Durante una semana se reunieron a diario para redactar el Decálogo, que al final quedó aceptado en los siguientes términos:
1.er Punto. El rey del mundo es el dinero; sin embargo, los ricos se condenan.
2.º Punto. La vida carece de sentido, excepto para el hombre religioso, para el artista o para el hombre primitivo.
3.er Punto. Ni siquiera estas excepciones son enteramente válidas, pues el hombre religioso no aspira a ser feliz sino después de muerto, el artista sufre constantemente para crear y el hombre primitivo no está capacitado para comprender su situación de privilegio.
4.º Punto. Es grotesco reír, pues a nuestro lado el prójimo sufre y existen la enfermedad y la muerte.
5.º Punto. Los intelectuales son los seres más desgraciados del Universo, pues son los que más ardientemente desean ser Dios.
6.º Punto. El amor no es solución, pues cada sexo exige que el contrario le proporcione la felicidad; y se crea una, pantanosa tierra de nadie.
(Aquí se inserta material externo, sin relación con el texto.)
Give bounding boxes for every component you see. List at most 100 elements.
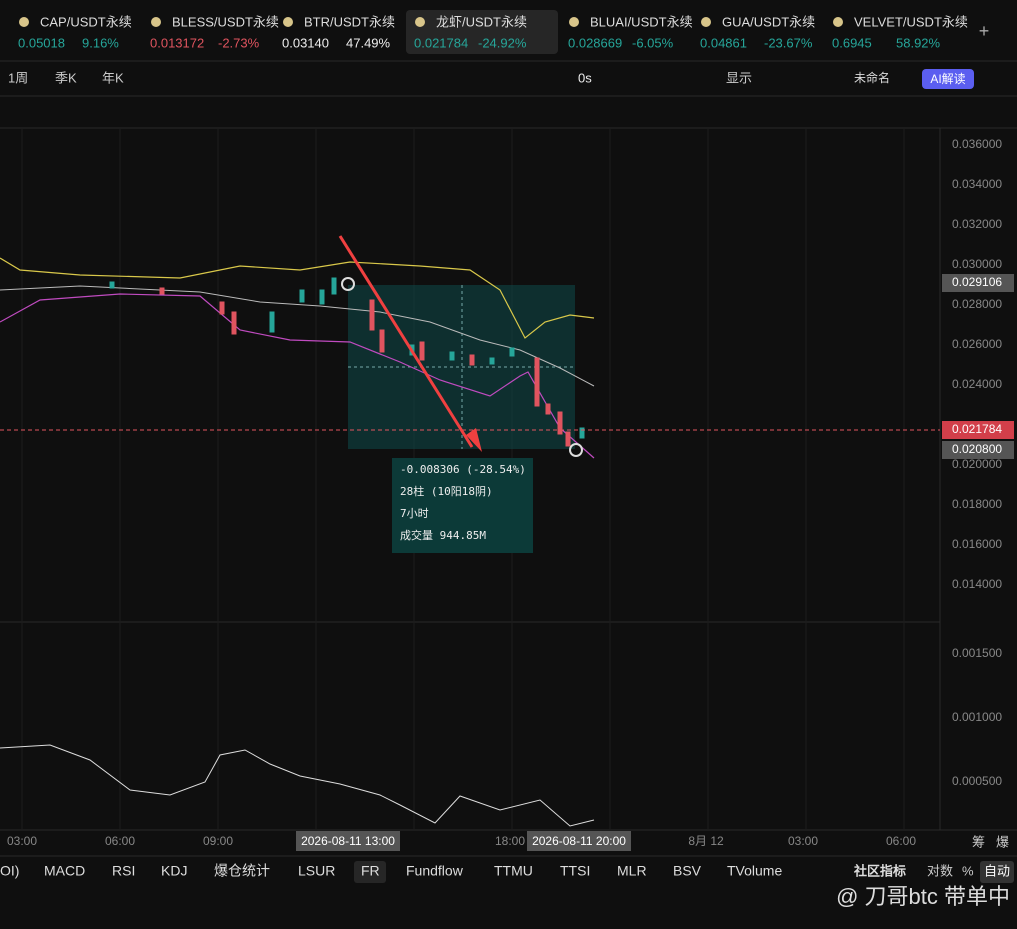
indicator-tab[interactable]: LSUR [298,863,335,879]
watermark: @ 刀哥btc 带单中 [836,884,1010,909]
ticker-price[interactable]: 0.04861 [700,35,747,50]
indicator-line [0,744,595,827]
ticker-change[interactable]: -6.05% [632,35,674,50]
price-label: 0.001500 [952,646,1002,660]
time-label: 06:00 [886,834,916,848]
price-label: 0.036000 [952,137,1002,151]
ticker-change[interactable]: -23.67% [764,35,813,50]
price-badge [942,421,1014,439]
price-badge-label: 0.029106 [952,275,1002,289]
price-label: 0.032000 [952,217,1002,231]
indicator-tab[interactable]: RSI [112,863,135,879]
time-badge [527,831,631,851]
ticker-name[interactable]: VELVET/USDT永续 [854,14,968,29]
time-badge [296,831,400,851]
ticker-name[interactable]: BTR/USDT永续 [304,14,395,29]
indicator-tab[interactable]: TVolume [727,863,782,879]
handle [569,443,583,457]
axis-button[interactable]: 筹 [972,834,985,849]
time-label: 03:00 [7,834,37,848]
price-label: 0.030000 [952,257,1002,271]
ticker-name[interactable]: 龙虾/USDT永续 [436,14,527,29]
auto-toggle[interactable]: 自动 [984,863,1010,878]
ticker-change[interactable]: 9.16% [82,35,119,50]
ticker-change[interactable]: 58.92% [896,35,941,50]
ticker-icon [283,17,293,27]
ticker-name[interactable]: BLUAI/USDT永续 [590,14,693,29]
price-badge-label: 0.020800 [952,442,1002,456]
time-label: 06:00 [105,834,135,848]
price-badge-label: 0.021784 [952,422,1002,436]
indicator-tab[interactable]: MLR [617,863,647,879]
indicator-tab[interactable]: TTSI [560,863,590,879]
grid [21,128,905,830]
indicator-tab[interactable]: FR [361,863,380,879]
indicator-tab[interactable]: MACD [44,863,85,879]
ticker-icon [415,17,425,27]
price-label: 0.026000 [952,337,1002,351]
band-lower [0,293,595,459]
indicator-tab[interactable]: KDJ [161,863,187,879]
display[interactable]: 显示 [726,70,752,85]
measure-tooltip [392,458,533,553]
period[interactable]: 年K [102,70,124,85]
time-badge-label: 2026-08-11 13:00 [301,834,395,848]
ticker-price[interactable]: 0.6945 [832,35,872,50]
ai-button-bg[interactable] [922,69,974,89]
ticker-change[interactable]: -24.92% [478,35,527,50]
time-badge-label: 2026-08-11 20:00 [532,834,626,848]
ticker-price[interactable]: 0.03140 [282,35,329,50]
ticker-icon [701,17,711,27]
ticker-icon [19,17,29,27]
ticker-icon [569,17,579,27]
ticker-price[interactable]: 0.05018 [18,35,65,50]
auto-bg [980,861,1014,883]
indicator-tab[interactable]: OI) [0,863,19,879]
time-label: 18:00 [495,834,525,848]
ai-button[interactable]: AI解读 [930,72,965,86]
measure-line: -0.008306 (-28.54%) [400,463,526,476]
ticker-name[interactable]: GUA/USDT永续 [722,14,815,29]
axis-button[interactable]: 爆 [996,834,1009,849]
price-label: 0.028000 [952,297,1002,311]
layout-name[interactable]: 未命名 [854,70,890,85]
indicator-tab[interactable]: 爆仓统计 [214,863,270,879]
percent-toggle[interactable]: % [962,863,974,878]
ticker-name[interactable]: BLESS/USDT永续 [172,14,279,29]
indicator-tab[interactable]: TTMU [494,863,533,879]
indicator-tab[interactable]: BSV [673,863,702,879]
ticker-price[interactable]: 0.013172 [150,35,204,50]
arrow [338,235,474,448]
price-badge [942,274,1014,292]
band-upper [0,257,595,339]
ticker-price[interactable]: 0.021784 [414,35,468,50]
ticker-name[interactable]: CAP/USDT永续 [40,14,132,29]
candles [109,277,585,447]
price-label: 0.034000 [952,177,1002,191]
measure-line: 成交量 944.85M [400,528,486,542]
price-label: 0.016000 [952,537,1002,551]
period[interactable]: 1周 [8,70,28,85]
ticker-price[interactable]: 0.028669 [568,35,622,50]
period[interactable]: 季K [55,70,77,85]
ticker-icon [151,17,161,27]
indicator-tab[interactable]: Fundflow [406,863,464,879]
ticker-change[interactable]: 47.49% [346,35,391,50]
more[interactable]: 社区指标 [853,863,906,878]
price-label: 0.014000 [952,577,1002,591]
ticker-change[interactable]: -2.73% [218,35,260,50]
active-tab-bg [354,861,386,883]
ticker-icon [833,17,843,27]
measure-line: 28柱 (10阳18阴) [400,484,493,498]
add-tab[interactable]: + [979,21,990,41]
price-label: 0.024000 [952,377,1002,391]
price-badge [942,441,1014,459]
time-label: 09:00 [203,834,233,848]
arrow-head [466,428,482,452]
handle [341,277,355,291]
price-label: 0.020000 [952,457,1002,471]
refresh[interactable]: 0s [578,70,592,85]
log-toggle[interactable]: 对数 [927,863,953,878]
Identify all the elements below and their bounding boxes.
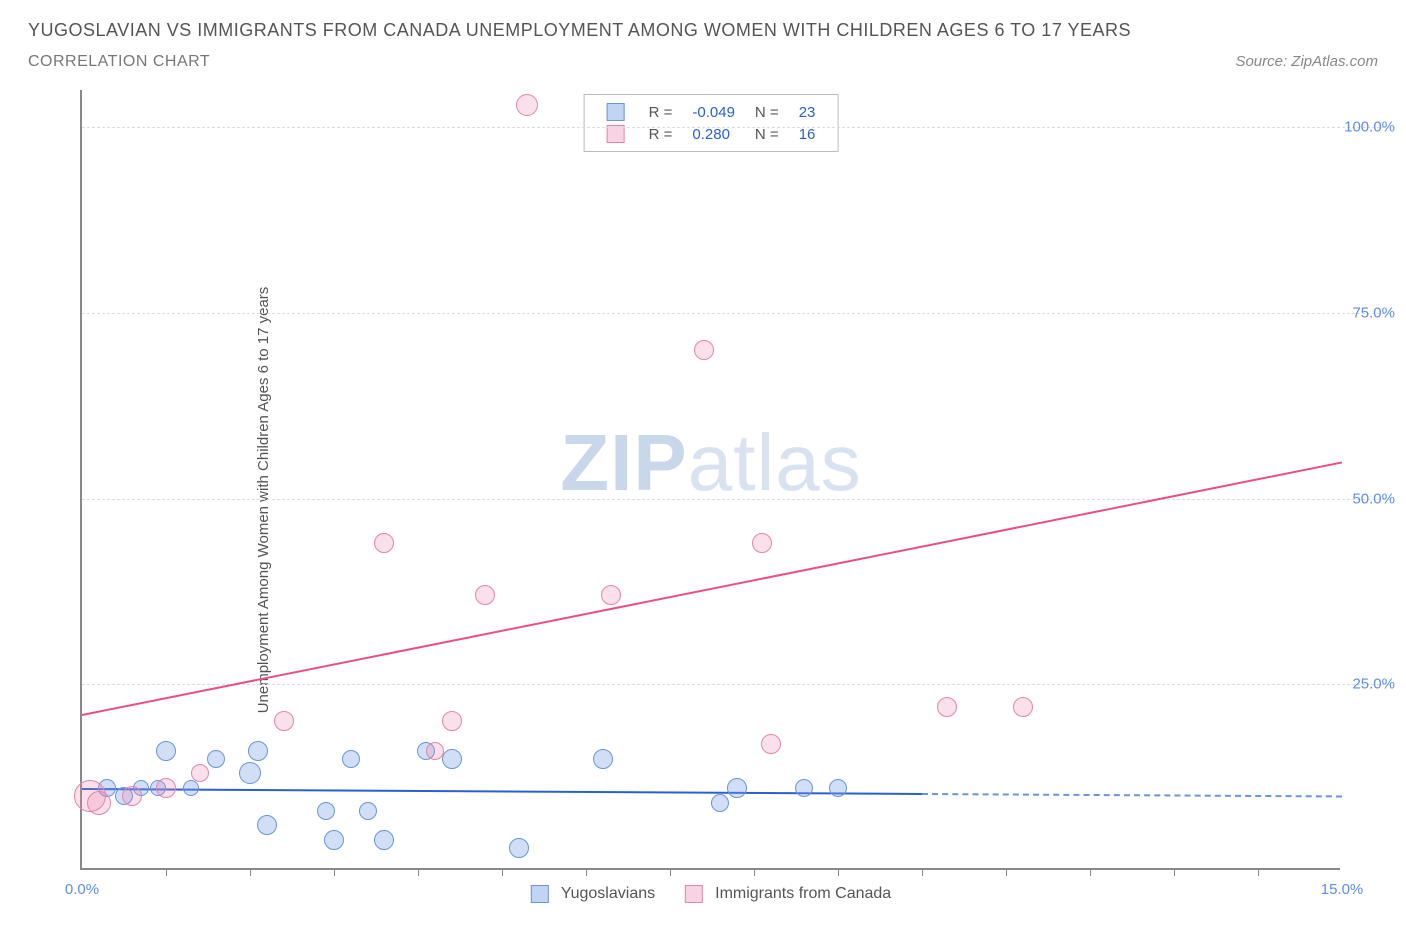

7.º Punto. Punto. La bondad de la Naturaleza es un mito. El sol quema, el rayo mata, el mar daña los pulmones.
8.º Punto. El cuerpo del noventa por ciento de las mujeres es horrible.
9.º Punto. La satisfacción de los instintos conduce a la pena.
10.º Punto. Desesperarse es tonto, pues ninguna mejora se consigue, por lo que lo que importa es ir viviendo.
Repartieron mil ejemplares del Decálogo por toda la Universidad. En el reverso del papel figuraban las caricaturas de los seis miembros de la Junta, disfrazados de mendigos y con la mano en actitud de pedir limosna.
Todo aquello distrajo a Miguel por espacio de un par de meses. Sin embargo, pronto se cansó, pues en el Club no surgían ideas nuevas.
Uno de los catedráticos lo llamó aparte y le dijo que aquellas octavillas eran francamente desagradables, preguntándole luego qué se proponía con ello. Miguel se encogió de hombros y le replicó que compadecía a quien en la vida se proponía algo. El catedrático lo miró con seriedad y se despidió con un gesto ambiguo.
Hasta el final de curso se dedicó a estudiar fuerte, pues el programa era duro. Escribió al señor Nolan, diciéndole que una vez conseguido el título iría a pasar el verano en Donegal.
Llegaron los exámenes. Hubo inmenso ajetreo en la Universidad. Miguel hizo unos exámenes brillantes. Tuvo unos momentos de gran lucidez mental.
A los tres días anunciaron que las papeletas estaban a la disposición, y Miguel, un tanto emocionado, pues aquello significaba la licenciatura, fue a recoger la suya.
El bedel le entregó el sobre. Dentro se encontró con dos papeles. Uno era el suspenso de todas las asignaturas y el otro un ejemplar del Decálogo del «Club de los Pesimistas».